A safety valve is a valve mechanism for the automatic release of a gas from a boiler, pressure vessel, or other system when the pressure or temperature exceeds preset limits. It is part of a bigger set named pressure safety valves (PSV) or pressure relief valves (PRV). The other parts of the set are named relief valves, safety relief valves, pilot-operated safety relief valves, low pressure safety valves, vacuum pressure safety valves.
Safety valves were first used on steam boilers during the industrial revolution. Early boilers without them were prone to accidental explosion.
The earliest and simplest safety valve on the steam digester in 1679 used a weight to hold the pressure of the steam, (this design is still commonly used on pressure cookers); however, these were easily tampered with or accidentally released. On the Stockton and Darlington Railway, the safety valve tended to go off when the engine hit a bump in the track. A valve less sensitive to sudden accelerations used a spring to contain the steam pressure, but these (based on Salter spring balances) could still be screwed down to increase the pressure beyond design limits. This dangerous practice was sometimes used to marginally increase performance of a steam engine. In 1856 John Ramsbottom invented a tamper-proof spring safety valve which became universal on railways.
The two general types of protection encountered in industry are thermal protection and flow protection.
For liquid-packed vessels, thermal relief valves are generally characterized by the relatively small size of the safety valve necessary to provide protection from excess pressure caused by thermal expansion.
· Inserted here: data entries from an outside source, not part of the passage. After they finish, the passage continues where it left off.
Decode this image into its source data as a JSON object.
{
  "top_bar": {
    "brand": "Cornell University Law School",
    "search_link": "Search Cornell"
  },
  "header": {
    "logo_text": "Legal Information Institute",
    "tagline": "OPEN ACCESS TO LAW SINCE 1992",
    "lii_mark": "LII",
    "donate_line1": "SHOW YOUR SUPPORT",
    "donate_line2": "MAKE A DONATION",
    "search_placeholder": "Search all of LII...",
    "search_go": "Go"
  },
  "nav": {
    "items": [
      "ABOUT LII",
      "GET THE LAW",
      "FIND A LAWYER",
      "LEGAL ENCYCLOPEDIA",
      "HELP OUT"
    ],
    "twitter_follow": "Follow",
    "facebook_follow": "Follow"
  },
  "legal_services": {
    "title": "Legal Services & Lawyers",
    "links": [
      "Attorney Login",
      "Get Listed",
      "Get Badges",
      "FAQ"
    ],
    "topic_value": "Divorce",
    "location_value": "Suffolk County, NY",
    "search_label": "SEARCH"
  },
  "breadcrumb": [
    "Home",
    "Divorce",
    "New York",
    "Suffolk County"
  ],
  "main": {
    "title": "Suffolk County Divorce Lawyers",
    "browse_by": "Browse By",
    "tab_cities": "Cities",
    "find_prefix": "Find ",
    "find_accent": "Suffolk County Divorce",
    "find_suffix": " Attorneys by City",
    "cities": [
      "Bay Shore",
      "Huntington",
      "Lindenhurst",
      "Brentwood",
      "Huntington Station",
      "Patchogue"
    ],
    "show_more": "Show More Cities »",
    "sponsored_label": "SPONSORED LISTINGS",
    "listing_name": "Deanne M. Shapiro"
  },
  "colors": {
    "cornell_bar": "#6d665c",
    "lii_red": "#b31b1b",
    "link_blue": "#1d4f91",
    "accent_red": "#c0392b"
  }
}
In this case a small valve is adequate because most liquids are nearly incompressible, and so a relatively small amount of fluid discharged through the relief valve will produce a substantial reduction in pressure.
Flow protection is characterized by safety valves that are considerably larger than those mounted in thermal protection. They are generally sized for use in situations where significant quantities of gas or high volumes of liquid must be quickly discharged in order to protect the integrity of the vessel or pipeline. This protection can alternatively be achieved by installing a High Integrity Pressure Protection System (HIPPS).
Relief valve (RV): automatic system that relief by static pressure on a liquid. It specifically open proportionally with pressure increasing.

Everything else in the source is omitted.